I don’t remember the eighties. And it’s not because I was high on hairspray, squeezed into fluorescent spandex, and roller skating around Pat Benetar shows.
It’s because I was thirteen months old when they ended.
I only (legally) rented my first car a few months ago, and if I lived with my mom I’m still of the age that people wouldn’t raise eyebrows and stinks and whatever else they raise about other people’s business.
I’m young, dammit.
But the other day, a classmate–
(See! I have “classmates”! Which infers that I am a “student”! And students are inherently YOUNG.
Shut up, starting-over-at-fifty-undergrad!

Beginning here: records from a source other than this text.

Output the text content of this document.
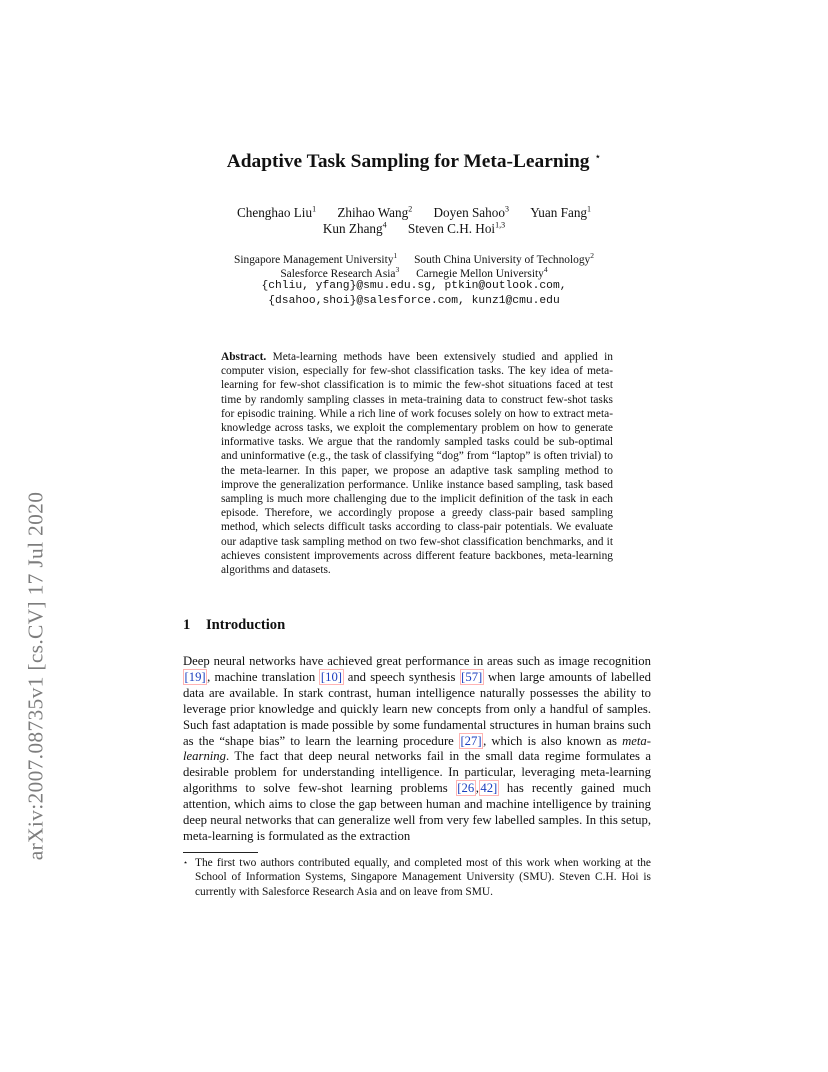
arXiv:2007.08735v1 [cs.CV] 17 Jul 2020
Adaptive Task Sampling for Meta-Learning ⋆
Chenghao Liu$^1$ Zhihao Wang$^2$ Doyen Sahoo$^3$ Yuan Fang$^1$
Kun Zhang$^4$ Steven C.H. Hoi$^{1,3}$
Singapore Management University$^1$ South China University of Technology$^2$
Salesforce Research Asia$^3$ Carnegie Mellon University$^4$
{chliu, yfang}@smu.edu.sg, ptkin@outlook.com,
{dsahoo,shoi}@salesforce.com, kunz1@cmu.edu
Abstract. Meta-learning methods have been extensively studied and applied in computer vision, especially for few-shot classification tasks. The key idea of meta-learning for few-shot classification is to mimic the few-shot situations faced at test time by randomly sampling classes in meta-training data to construct few-shot tasks for episodic training. While a rich line of work focuses solely on how to extract meta-knowledge across tasks, we exploit the complementary problem on how to generate informative tasks. We argue that the randomly sampled tasks could be sub-optimal and uninformative (e.g., the task of classifying “dog” from “laptop” is often trivial) to the meta-learner. In this paper, we propose an adaptive task sampling method to improve the generalization performance. Unlike instance based sampling, task based sampling is much more challenging due to the implicit definition of the task in each episode. Therefore, we accordingly propose a greedy class-pair based sampling method, which selects difficult tasks according to class-pair potentials. We evaluate our adaptive task sampling method on two few-shot classification benchmarks, and it achieves consistent improvements across different feature backbones, meta-learning algorithms and datasets.
1 Introduction
Deep neural networks have achieved great performance in areas such as image recognition [19] , machine translation [10] and speech synthesis [57] when large amounts of labelled data are available. In stark contrast, human intelligence naturally possesses the ability to leverage prior knowledge and quickly learn new concepts from only a handful of samples. Such fast adaptation is made possible by some fundamental structures in human brains such as the “shape bias” to learn the learning procedure [27] , which is also known as meta-learning. The fact that deep neural networks fail in the small data regime formulates a desirable problem for understanding intelligence. In particular, leveraging meta-learning algorithms to solve few-shot learning problems [26 , 42] has recently gained much attention, which aims to close the gap between human and machine intelligence by training deep neural networks that can generalize well from very few labelled samples. In this setup, meta-learning is formulated as the extraction
⋆ The first two authors contributed equally, and completed most of this work when working at the School of Information Systems, Singapore Management University (SMU). Steven C.H. Hoi is currently with Salesforce Research Asia and on leave from SMU.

Nobody asked you!)
But my CLASSMATE asked me, after I’d confided in her that my eyes were sore from trying to see the professor’s notes on the board, if I needed bifocals.
She wasn’t being an asshole, either. And she, too, is “young.”
I remember being the age of my students– and I know, having students infers that I’m closer to old than young– and thinking that the seniors were adults. I based that judgement on the fact that they had boobs, cars, cell phones, and rumored sex lives… All necessities to become An Adult.
Note that this was before young people developed iPhones in the womb and pregnant 12-year-olds were still uncommon, at least outside the Midwest.
Okay, maybe I am old.
I have boobs, though. And a car. I even have a cell phone. And if I wanted to I’m sure I could spread some saucy, semi-believable rumors about minxy me. It follows, then, that 11-year-old Me has solved 25-year-old Me’s identity crisis.
I’m freaking old.
It is 9pm and I am currently in bed… On a weeknight, though! (Of spring break) DURING WHICH I HAVE TO COMPLETE A MASSIVE PROJECT THAT I NEED TO BE WELL-RESTED TO FOCUS ON… Because failing at that project could severely jeopardize my career… Because I’m starting a career…
BECAUSE I AM OLD.
Eleven-year-old me would be impressed. She would also demand that I use my oldness to drive us to Taco Bell and then Target, where we’d buy Fruit Roll-Ups, Teen Bop and J4Teen.
And 11-year-old me would eat all those damn Fruit Roll-Ups without a stomachache, while Old Me tells her to turn off 16 And Pregnant and read a god damn book before she’s too old to learn and winds up stupid and then Young Me would surely flip Old Me off and tell Old Me to just eat a Fruit Roll-Up and relax.
Know what’s cool, though? Old Me would still eat a few of those Fruit Roll-Ups, even if it meant some minor heartburn, and Young Me would click off the TV and read a god damn book.